Başbakan Theresa May, kasım ayında AB ile vardığı Brexit anlaşmasının parlamentonun alt kanadı Avam Kamarasındaki oylamada 202'ye karşı 432 oy gibi tarihi bir farkla reddedilmesinin ardından önceki gün milletvekillerine "B planını" açıkladı.
Ancak açıklama kamuoyunda, May'in bir "B planı" olmadığı, reddedilen "A planının" eğilip bükülerek yeniden parlamento önünde getirilmesi olduğu yorumlarına yol açtı.
Siyasi gözlemciler, May'in İngiltere'nin AB'den resmen ayrılacağı 29 Mart tarihi yaklaşırken "zamana oynadığı" ve sıkışan takvimi kullanarak milletvekillerini kendi anlaşmasına razı etmeye çalışacağı yorumunu yapıyor.
May parlamento konuşmasına "yenilgisini" kabul ederek başlasa da milletvekillerine vadettikleri reddedilen anlaşmanın tepki çeken unsuru "tedbir maddesini" kaldırma girişiminde bulunacağı, ayrıca muhalefeti, iş çevrelerini, sendikaları ve sivil toplum örgütlerini kapsayan geniş tabanlı bir danışma sürecini başlatacağı vaatlerinin ötesine geçmedi.
May ayrıca, İskoçya, Galler ve Kuzey İrlanda'daki bölgesel yönetimleri Brexit müzakere sürecine daha etkin bir şekilde katma sözü verdi.
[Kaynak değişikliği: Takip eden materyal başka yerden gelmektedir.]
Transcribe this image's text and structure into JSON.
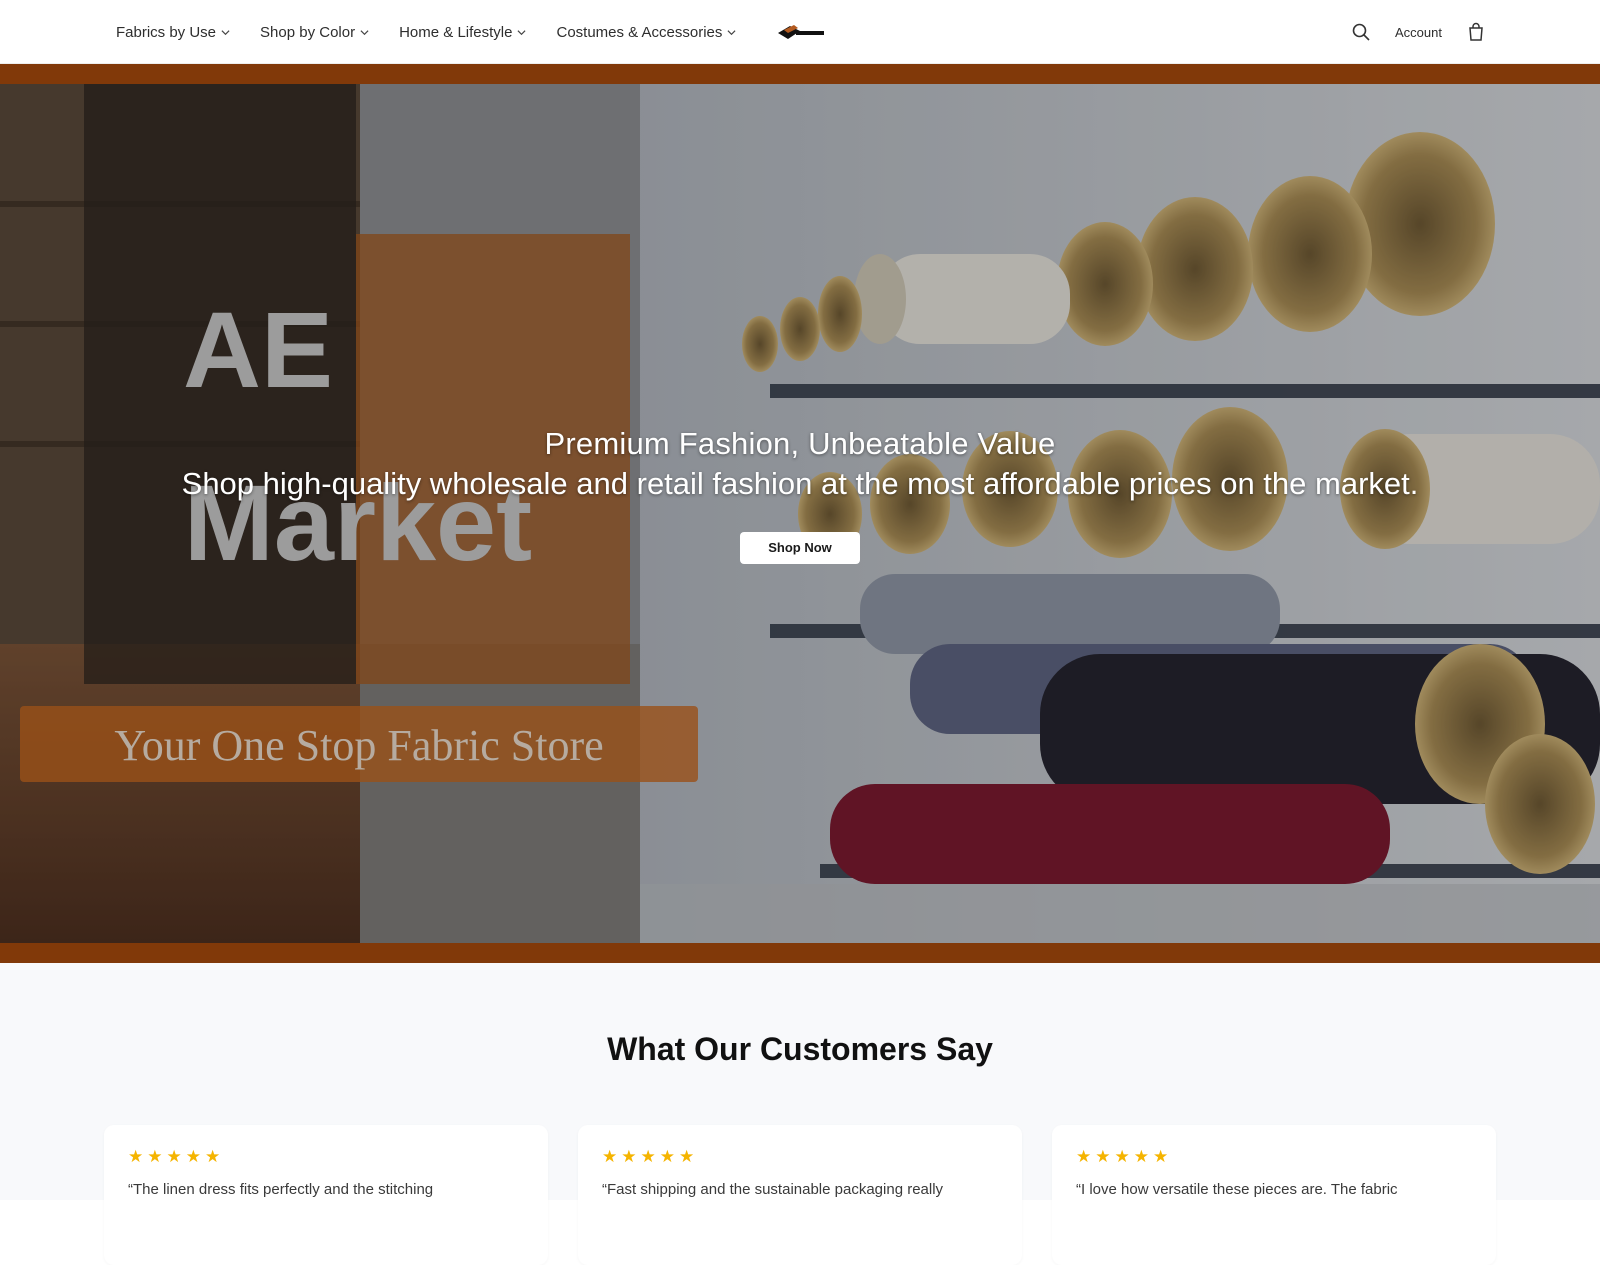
{
  "header": {
    "nav": [
      {
        "label": "Fabrics by Use"
      },
      {
        "label": "Shop by Color"
      },
      {
        "label": "Home & Lifestyle"
      },
      {
        "label": "Costumes & Accessories"
      }
    ],
    "logo_icon": "ae-market-logo",
    "search_icon": "search-icon",
    "account_label": "Account",
    "bag_icon": "shopping-bag-icon"
  },
  "hero": {
    "image_text": {
      "brand_line1": "AE",
      "brand_line2": "Market",
      "tagline": "Your One Stop Fabric Store"
    },
    "title": "Premium Fashion, Unbeatable Value",
    "subtitle": "Shop high-quality wholesale and retail fashion at the most affordable prices on the market.",
    "cta_label": "Shop Now",
    "colors": {
      "band": "#a64a0c",
      "cta_bg": "#ffffff"
    }
  },
  "testimonials": {
    "title": "What Our Customers Say",
    "items": [
      {
        "stars": "★★★★★",
        "quote": "“The linen dress fits perfectly and the stitching"
      },
      {
        "stars": "★★★★★",
        "quote": "“Fast shipping and the sustainable packaging really"
      },
      {
        "stars": "★★★★★",
        "quote": "“I love how versatile these pieces are. The fabric"
      }
    ],
    "star_color": "#f5b400"
  }
}
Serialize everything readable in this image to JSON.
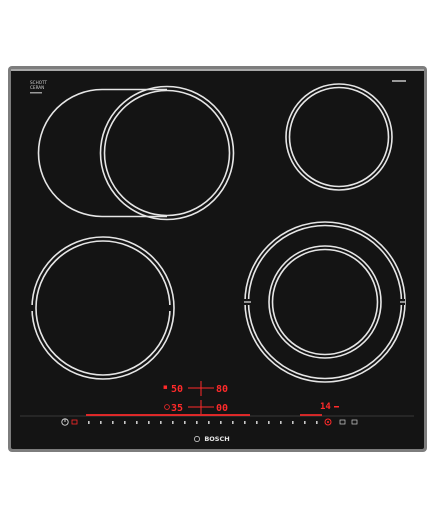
{
  "brand": {
    "ceramic_logo_line1": "SCHOTT",
    "ceramic_logo_line2": "CERAN",
    "logo": "BOSCH"
  },
  "colors": {
    "glass": "#141414",
    "frame": "#8c8c8c",
    "ring": "#e6e6e6",
    "display_red": "#ff2a2a"
  },
  "display": {
    "front_left_value": "50",
    "rear_left_value": "80",
    "front_left_timer": "35",
    "rear_left_timer": "00",
    "timer_readout": "14"
  },
  "controls": {
    "power_icon": "power-icon",
    "slider": "power-level-slider",
    "favorite_icon": "target-icon"
  }
}
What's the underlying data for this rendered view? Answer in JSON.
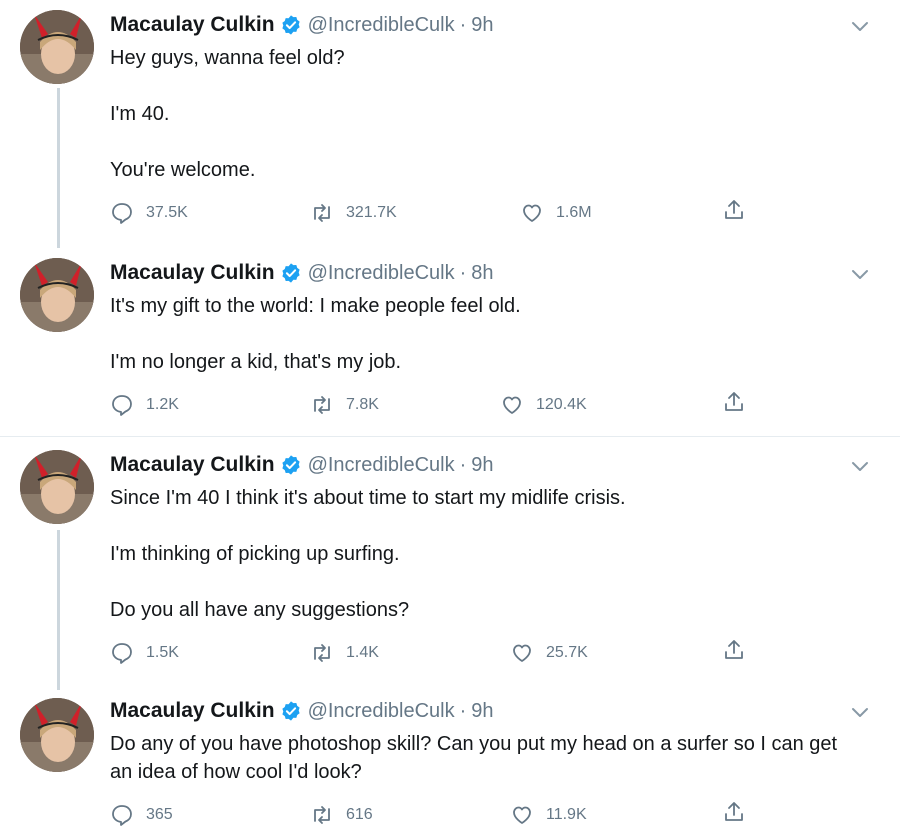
{
  "accent_color": "#1da1f2",
  "tweets": [
    {
      "name": "Macaulay Culkin",
      "handle": "@IncredibleCulk",
      "time": "9h",
      "lines": [
        "Hey guys, wanna feel old?",
        "I'm 40.",
        "You're welcome."
      ],
      "reply": "37.5K",
      "retweet": "321.7K",
      "like": "1.6M"
    },
    {
      "name": "Macaulay Culkin",
      "handle": "@IncredibleCulk",
      "time": "8h",
      "lines": [
        "It's my gift to the world: I make people feel old.",
        "I'm no longer a kid, that's my job."
      ],
      "reply": "1.2K",
      "retweet": "7.8K",
      "like": "120.4K"
    },
    {
      "name": "Macaulay Culkin",
      "handle": "@IncredibleCulk",
      "time": "9h",
      "lines": [
        "Since I'm 40 I think it's about time to start my midlife crisis.",
        "I'm thinking of picking up surfing.",
        "Do you all have any suggestions?"
      ],
      "reply": "1.5K",
      "retweet": "1.4K",
      "like": "25.7K"
    },
    {
      "name": "Macaulay Culkin",
      "handle": "@IncredibleCulk",
      "time": "9h",
      "lines": [
        "Do any of you have photoshop skill? Can you put my head on a surfer so I can get an idea of how cool I'd look?"
      ],
      "reply": "365",
      "retweet": "616",
      "like": "11.9K"
    }
  ]
}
Danışma sürecinin ardından May'in Brüksel'e giderek anlaşmasının parlamentodan geçmesine imkan verecek bazı tavizler almaya çalışması bekleniyor.
29 Ocak oylaması
İngiliz parlamentosu 29 Ocak'ta May'in vaatlerini içeren ancak tek başına bir sonuç doğurmayacak bir önergeyi oylayacak.
Bununla birlikte muhalefet partileri ve partiler üstü gruplaşmalara giden bazı milletvekilleri parlamentoya çeşitli senaryoları içeren farklı değişiklik teklifleri sundu.
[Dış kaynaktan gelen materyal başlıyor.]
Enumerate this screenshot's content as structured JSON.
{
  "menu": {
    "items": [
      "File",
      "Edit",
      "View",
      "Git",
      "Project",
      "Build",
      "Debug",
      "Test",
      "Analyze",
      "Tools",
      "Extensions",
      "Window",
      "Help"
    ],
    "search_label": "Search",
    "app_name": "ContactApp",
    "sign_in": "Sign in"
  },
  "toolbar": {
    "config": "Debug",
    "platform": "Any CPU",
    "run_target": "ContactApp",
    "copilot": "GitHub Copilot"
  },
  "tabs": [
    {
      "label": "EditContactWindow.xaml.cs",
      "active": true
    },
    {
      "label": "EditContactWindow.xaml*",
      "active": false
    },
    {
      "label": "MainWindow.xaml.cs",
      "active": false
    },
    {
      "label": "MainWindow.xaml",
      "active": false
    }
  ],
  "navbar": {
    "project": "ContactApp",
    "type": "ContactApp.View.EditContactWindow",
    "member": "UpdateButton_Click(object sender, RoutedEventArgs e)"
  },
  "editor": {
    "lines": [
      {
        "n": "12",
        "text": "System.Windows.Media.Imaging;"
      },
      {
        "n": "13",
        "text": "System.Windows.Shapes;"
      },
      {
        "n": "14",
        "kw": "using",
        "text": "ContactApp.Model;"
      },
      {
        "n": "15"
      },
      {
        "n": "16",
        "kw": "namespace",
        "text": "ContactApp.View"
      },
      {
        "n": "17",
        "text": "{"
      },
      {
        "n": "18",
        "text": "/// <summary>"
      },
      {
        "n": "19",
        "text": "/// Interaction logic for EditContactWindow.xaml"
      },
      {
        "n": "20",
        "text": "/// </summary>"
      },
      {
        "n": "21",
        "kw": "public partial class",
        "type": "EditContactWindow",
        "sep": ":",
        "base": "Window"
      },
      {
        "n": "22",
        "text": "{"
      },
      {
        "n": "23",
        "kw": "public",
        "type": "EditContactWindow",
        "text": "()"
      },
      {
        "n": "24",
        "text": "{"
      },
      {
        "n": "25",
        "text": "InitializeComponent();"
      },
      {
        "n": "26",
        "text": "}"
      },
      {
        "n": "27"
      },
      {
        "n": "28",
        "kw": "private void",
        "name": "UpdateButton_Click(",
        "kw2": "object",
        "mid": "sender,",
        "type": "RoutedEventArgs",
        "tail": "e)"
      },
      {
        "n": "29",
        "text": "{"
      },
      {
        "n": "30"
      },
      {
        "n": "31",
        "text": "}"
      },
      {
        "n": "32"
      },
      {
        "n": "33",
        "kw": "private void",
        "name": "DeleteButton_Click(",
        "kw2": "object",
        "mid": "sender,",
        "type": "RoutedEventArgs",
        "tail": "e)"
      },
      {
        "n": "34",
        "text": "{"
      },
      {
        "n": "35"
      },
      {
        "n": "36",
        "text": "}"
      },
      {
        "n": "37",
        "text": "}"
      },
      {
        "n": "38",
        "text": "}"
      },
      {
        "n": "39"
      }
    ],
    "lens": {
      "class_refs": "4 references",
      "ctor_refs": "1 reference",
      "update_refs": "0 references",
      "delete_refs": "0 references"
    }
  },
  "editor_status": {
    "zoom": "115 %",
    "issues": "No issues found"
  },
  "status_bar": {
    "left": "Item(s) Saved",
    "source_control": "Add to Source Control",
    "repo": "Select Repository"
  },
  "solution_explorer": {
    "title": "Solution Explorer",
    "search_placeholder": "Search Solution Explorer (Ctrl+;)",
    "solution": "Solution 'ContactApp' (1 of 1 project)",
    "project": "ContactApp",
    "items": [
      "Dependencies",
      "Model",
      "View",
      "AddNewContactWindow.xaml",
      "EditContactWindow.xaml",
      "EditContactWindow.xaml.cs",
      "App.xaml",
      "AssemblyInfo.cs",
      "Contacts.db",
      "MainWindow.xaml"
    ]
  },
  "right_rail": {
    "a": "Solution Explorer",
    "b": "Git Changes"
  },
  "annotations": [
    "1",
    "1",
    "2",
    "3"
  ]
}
Etrafında en geniş konsensüsün sağlandığı senaryoyu, İngiltere'nin AB'den anlaşmasız şekilde ayrılmasının önüne geçmek oluşturdu.
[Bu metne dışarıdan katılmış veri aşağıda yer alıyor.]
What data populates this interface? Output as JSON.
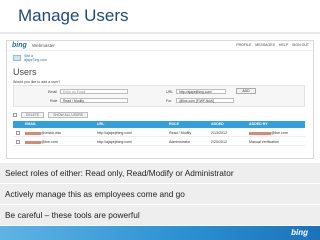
{
  "slide": {
    "title": "Manage Users"
  },
  "screenshot": {
    "brand": "bing",
    "product": "Webmaster",
    "topnav": [
      "PROFILE",
      "MESSAGES",
      "HELP",
      "SIGN OUT"
    ],
    "site_lines": [
      "Site a",
      "ajapeTing.com"
    ],
    "heading": "Users",
    "add_prompt": "Would you like to add a user?",
    "form": {
      "email_label": "Email",
      "email_placeholder": "Enter an Email",
      "url_label": "URL",
      "url_value": "http://ajapejthing.com/",
      "add_button": "ADD",
      "role_label": "Role",
      "role_value": "Read / Modify",
      "for_label": "For",
      "for_value": "@live.com [F/WFJlckK]"
    },
    "actions": {
      "delete": "DELETE",
      "show_all": "SHOW ALL USERS"
    },
    "table": {
      "headers": [
        "EMAIL",
        "URL",
        "ROLE",
        "ADDED",
        "ADDED BY"
      ],
      "rows": [
        {
          "email": "@umich.edu",
          "url": "http://ajapejthing.com/",
          "role": "Read / Modify",
          "added": "2/13/2012",
          "added_by": "@live.com"
        },
        {
          "email": "@live.com",
          "url": "http://ajapejthing.com/",
          "role": "Administrator",
          "added": "2/20/2012",
          "added_by": "Manual verification"
        }
      ]
    }
  },
  "bullets": [
    "Select roles of either: Read only, Read/Modify or Administrator",
    "Actively manage this as employees come and go",
    "Be careful – these tools are powerful"
  ],
  "footer": {
    "brand": "bing"
  },
  "colors": {
    "title": "#1f497d",
    "table_header": "#33a0de",
    "bullet_bg": "#eeeeee",
    "footer_accent": "#2a8fd0"
  }
}
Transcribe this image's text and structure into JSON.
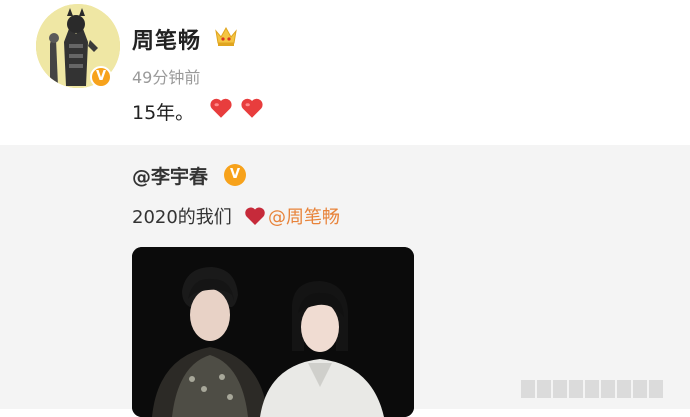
{
  "post": {
    "username": "周笔畅",
    "time": "49分钟前",
    "text": "15年。",
    "heart_count": 2
  },
  "repost": {
    "username": "@李宇春",
    "text": "2020的我们",
    "mention": "@周笔畅"
  },
  "colors": {
    "badge": "#f7a21b",
    "mention": "#e8833a",
    "heart": "#e83d3d",
    "repost_bg": "#f4f4f4"
  },
  "icons": [
    "crown-icon",
    "heart-icon",
    "verified-badge-icon"
  ]
}
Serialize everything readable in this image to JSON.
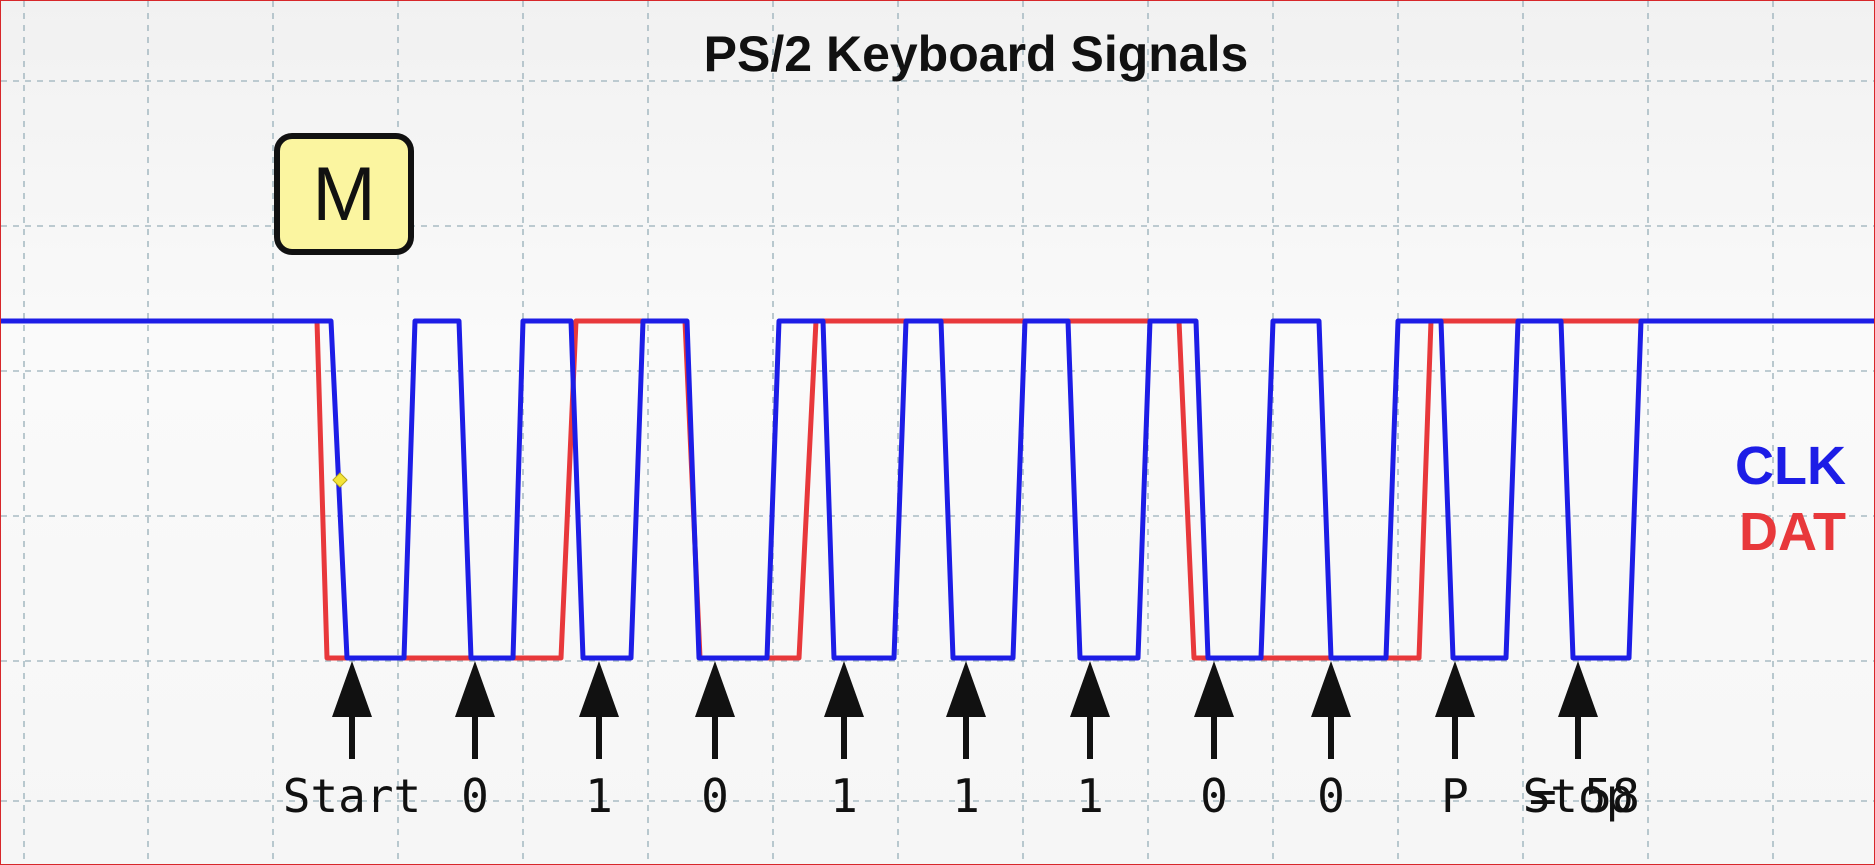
{
  "title": "PS/2 Keyboard Signals",
  "key": "M",
  "legend": [
    {
      "name": "CLK",
      "color": "#1d1de6"
    },
    {
      "name": "DAT",
      "color": "#e8383b"
    }
  ],
  "bits": [
    "Start",
    "0",
    "1",
    "0",
    "1",
    "1",
    "1",
    "0",
    "0",
    "P",
    "Stop"
  ],
  "result": "= 58",
  "colors": {
    "clk": "#1d1de6",
    "dat": "#e8383b",
    "arrow": "#111111",
    "grid": "#a9bcc4"
  }
}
Normal sürecin işlemesi halinde İngiltere AB ile bir anlaşmaya varsa da varmasa da 29 Mart'ta birlikten resmen ayrılmış olacak.
May'in 2 yıl süren müzakerelerin ardından vardığı kapsamlı anlaşmanın reddedilmesi ve yeni bir anlaşmanın müzakeresi için yeterli zaman kalmaması, ülkenin önündeki en güçlü seçeneği anlaşmasız ayrılık haline getirdi.
Hükümetin bu senaryoyu hayata geçirmesini önleyecek bir değişiklik teklifinin parlamentoda onaylanması durumunda, İngiliz hükümetinin AB ile görüşerek Brexit tarihini erteletmesi gündeme gelebilecek.
Bu, olumlu hiçbir Brexit senaryosunun yeterli desteğe sahip olmadığı İngiliz parlamentosunda çoğunluğun görüş birliğine varabileceği bir adım olarak gösteriliyor.
Brexit'in ertelenmesi için yasa
İşçi Partili milletvekili Yvette Cooper'ın iktidar partisi mensubu bazı milletvekillerinin desteğiyle parlamentoya sunduğu teklif, parlamento gündemini belirleme yetkisini hükümetin elinden almayı amaçlıyor.
Teklifin yeterli desteği alması halinde sıradan milletvekilleri yeterli sayıda bir araya gelerek parlamento gündemine yasa tasarısı sunabilecek.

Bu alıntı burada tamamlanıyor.